Pour ceux qui s’apprêtent à y aller : quelques rappels
Si, après avoir lu cette histoire, l’envie vous prend d’aller voir, je voudrais vous donner quelques rappels, non pas pour gâcher votre plaisir, mais pour que vous puissiez prendre la route avec un esprit plus complet.
Tout d’abord, c’est un voyage qui exige de l’humilité. La route agricole en dessous de Tunyuan est déjà une montée de haute montagne exigeante, et le sentier ancien au-dessus de Tunyuan exige une préparation de randonnée professionnelle. Il faut bien reconnaître la frontière entre les deux, ne vous aventurez pas sur le sentier sur un coup de tête « tant qu’à faire ». Ensuite, le temps en montagne est le véritable maître de cette route. Avant le départ, consultez impérativement les dernières prévisions et l’état des routes, ne remplacez pas le jugement du moment par des impressions passées. Enfin, et c’est le plus important — ralentissez, non seulement pour la sécurité, mais aussi pour avoir la chance de vraiment « voir » cette route. Elle porte trop d’histoires pour ne pas mériter d’être lue à un rythme plus lent que d’habitude.
Nenggao Yue Ling n’est pas une route pour battre des records ; c’est plutôt un manuel d’histoire ouvert sur la chaîne centrale, page après page, attendant que ceux qui veulent bien ralentir le pas viennent le feuilleter.
Conclusion
Le tronçon ouest de Nenggao Yue Ling appartient pour moitié aux roues, pour moitié aux pieds ; pour moitié à la route agricole de haute montagne qui s’offre à vous, pour moitié à l’histoire centenaire du sentier ancien qui s’étend derrière vous. Il vient de la route de communauté des Seediq, traverse la route de garde de l’époque coloniale japonaise, mène à cette artère vitale de transport d’électricité qui a illuminé l’est et l’ouest de Taïwan, et s’arrête enfin sur la crête où est gravé « Guang Bei Ba Biao ». Pour le cycliste qui sait s’arrêter à Tunyuan et respecter la forêt de montagne, cette route n’offre pas le frisson de la conquête, mais une compréhension lourde de sens — sur cette île, sur ces montagnes, et sur la sagesse de « savoir quand s’arrêter ».

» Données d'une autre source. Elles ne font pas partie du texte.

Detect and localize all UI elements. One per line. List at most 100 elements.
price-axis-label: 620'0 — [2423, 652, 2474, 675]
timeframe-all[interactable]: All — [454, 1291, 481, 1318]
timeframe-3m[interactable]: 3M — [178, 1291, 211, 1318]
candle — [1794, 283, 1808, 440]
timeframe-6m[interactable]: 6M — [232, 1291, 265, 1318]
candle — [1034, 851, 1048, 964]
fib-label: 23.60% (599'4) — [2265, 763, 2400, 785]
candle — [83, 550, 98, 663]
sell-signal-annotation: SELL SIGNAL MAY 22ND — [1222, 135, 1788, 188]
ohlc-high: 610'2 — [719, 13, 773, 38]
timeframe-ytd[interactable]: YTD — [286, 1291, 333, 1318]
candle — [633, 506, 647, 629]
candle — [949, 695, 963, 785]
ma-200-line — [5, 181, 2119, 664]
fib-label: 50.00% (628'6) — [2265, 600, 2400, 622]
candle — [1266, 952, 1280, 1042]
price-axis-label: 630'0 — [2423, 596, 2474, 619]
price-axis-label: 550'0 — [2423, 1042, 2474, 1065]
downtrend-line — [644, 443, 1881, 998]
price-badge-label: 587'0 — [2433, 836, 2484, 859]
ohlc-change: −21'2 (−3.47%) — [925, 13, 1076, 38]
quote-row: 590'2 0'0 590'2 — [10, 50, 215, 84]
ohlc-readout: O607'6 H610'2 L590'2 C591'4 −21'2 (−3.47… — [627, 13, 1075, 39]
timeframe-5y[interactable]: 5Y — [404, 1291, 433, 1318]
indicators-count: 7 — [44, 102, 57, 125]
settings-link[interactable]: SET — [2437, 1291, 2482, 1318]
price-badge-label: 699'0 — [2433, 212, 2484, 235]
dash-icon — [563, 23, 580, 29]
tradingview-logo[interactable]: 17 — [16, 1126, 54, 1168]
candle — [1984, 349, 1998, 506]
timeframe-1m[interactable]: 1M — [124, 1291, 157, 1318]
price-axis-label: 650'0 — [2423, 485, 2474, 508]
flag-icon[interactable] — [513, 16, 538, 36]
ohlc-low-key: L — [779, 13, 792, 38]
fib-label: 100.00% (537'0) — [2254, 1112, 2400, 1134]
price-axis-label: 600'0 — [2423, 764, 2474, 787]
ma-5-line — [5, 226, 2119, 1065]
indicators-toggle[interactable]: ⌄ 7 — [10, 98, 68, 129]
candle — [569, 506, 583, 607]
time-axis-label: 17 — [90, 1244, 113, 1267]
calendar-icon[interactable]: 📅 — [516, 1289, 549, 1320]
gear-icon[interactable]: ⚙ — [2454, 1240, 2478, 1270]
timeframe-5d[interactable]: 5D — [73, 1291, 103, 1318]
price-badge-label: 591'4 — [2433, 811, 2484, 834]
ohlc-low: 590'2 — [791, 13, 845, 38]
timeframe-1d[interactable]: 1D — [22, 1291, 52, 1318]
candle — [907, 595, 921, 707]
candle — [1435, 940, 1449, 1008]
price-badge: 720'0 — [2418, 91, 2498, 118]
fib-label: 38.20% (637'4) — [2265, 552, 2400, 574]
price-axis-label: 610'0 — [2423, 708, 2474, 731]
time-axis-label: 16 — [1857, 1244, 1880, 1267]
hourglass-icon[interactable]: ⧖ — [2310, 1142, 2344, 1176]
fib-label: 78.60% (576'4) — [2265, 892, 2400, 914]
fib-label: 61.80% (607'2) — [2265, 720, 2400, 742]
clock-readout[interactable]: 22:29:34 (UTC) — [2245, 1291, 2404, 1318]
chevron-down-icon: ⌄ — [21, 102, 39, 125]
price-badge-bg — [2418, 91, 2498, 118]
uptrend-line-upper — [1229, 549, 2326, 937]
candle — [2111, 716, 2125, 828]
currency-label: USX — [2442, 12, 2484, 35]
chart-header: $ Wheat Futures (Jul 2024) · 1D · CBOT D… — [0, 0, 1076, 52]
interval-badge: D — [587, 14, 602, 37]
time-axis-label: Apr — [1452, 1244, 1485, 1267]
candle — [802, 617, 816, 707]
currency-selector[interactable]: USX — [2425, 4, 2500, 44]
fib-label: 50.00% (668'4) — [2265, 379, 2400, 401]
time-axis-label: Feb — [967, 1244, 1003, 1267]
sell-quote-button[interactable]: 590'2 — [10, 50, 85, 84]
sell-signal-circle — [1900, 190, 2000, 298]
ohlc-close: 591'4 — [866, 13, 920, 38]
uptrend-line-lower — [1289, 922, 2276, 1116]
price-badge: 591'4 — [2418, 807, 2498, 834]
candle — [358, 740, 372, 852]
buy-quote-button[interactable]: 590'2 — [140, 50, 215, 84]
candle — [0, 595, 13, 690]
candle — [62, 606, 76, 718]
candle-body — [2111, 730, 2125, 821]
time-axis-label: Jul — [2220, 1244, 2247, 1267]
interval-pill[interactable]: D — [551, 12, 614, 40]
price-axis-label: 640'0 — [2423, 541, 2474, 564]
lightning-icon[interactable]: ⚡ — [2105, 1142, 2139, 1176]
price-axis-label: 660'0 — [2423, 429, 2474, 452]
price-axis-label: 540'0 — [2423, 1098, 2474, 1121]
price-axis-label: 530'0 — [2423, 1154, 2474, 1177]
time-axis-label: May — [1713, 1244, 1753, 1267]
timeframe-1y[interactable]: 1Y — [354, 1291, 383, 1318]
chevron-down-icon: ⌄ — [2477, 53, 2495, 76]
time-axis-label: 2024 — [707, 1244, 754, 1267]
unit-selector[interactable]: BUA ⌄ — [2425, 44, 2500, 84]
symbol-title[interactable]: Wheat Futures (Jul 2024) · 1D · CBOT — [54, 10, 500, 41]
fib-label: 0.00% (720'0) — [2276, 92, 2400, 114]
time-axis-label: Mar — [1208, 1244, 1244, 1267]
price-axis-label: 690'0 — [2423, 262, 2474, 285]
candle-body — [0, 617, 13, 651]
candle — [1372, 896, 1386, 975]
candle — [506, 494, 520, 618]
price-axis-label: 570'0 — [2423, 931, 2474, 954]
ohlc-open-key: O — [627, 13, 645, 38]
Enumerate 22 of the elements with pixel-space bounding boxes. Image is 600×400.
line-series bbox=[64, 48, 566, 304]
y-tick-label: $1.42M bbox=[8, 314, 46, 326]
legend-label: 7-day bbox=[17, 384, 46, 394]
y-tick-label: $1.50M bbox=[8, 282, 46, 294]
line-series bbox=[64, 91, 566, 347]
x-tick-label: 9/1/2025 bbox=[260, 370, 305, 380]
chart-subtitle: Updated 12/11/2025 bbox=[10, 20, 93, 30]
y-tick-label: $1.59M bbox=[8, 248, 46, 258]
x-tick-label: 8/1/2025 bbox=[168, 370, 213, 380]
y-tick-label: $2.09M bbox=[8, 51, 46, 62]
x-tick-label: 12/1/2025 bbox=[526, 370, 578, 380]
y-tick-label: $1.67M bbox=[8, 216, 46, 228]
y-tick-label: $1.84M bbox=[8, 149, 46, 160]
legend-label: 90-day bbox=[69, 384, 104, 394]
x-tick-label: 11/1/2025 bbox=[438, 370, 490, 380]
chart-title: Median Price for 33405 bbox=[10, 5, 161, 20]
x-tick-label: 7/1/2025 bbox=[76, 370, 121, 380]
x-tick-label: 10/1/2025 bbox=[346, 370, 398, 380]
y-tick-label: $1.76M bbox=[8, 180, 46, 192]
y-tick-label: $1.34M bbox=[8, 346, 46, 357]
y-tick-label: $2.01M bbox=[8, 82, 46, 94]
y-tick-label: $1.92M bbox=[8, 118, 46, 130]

Si un jour vous voulez venir, ne vous précipitez pas pour en faire un record à battre. Ralentissez un peu, arrêtez-vous à Wushe pour cette histoire lourde, laissez les sources chaudes de Lushan détendre vos jambes, appuyez votre vélo à Tunyuan et levez les yeux vers ce sentier ancien qui s’enfonce dans la forêt dense. Vous découvrirez que le véritable gain de ce voyage n’est pas dans votre compteur, mais dans ce calme et cette humilité supplémentaires qui s’installent dans votre cœur.
La montagne sera toujours là. Elle est là depuis l’époque des Seediq et continuera d’être là, regardant les générations aller et venir. Et ce que vous pouvez emporter, c’est ce poids qu’elle vous donne — un poids qui, à chaque fois que vous remonterez sur vos pédales, vous rappellera que « certaines routes sont faites pour être comprises, pas pour être conquises ». Voilà, c’est cela, Nenggao Yue Ling.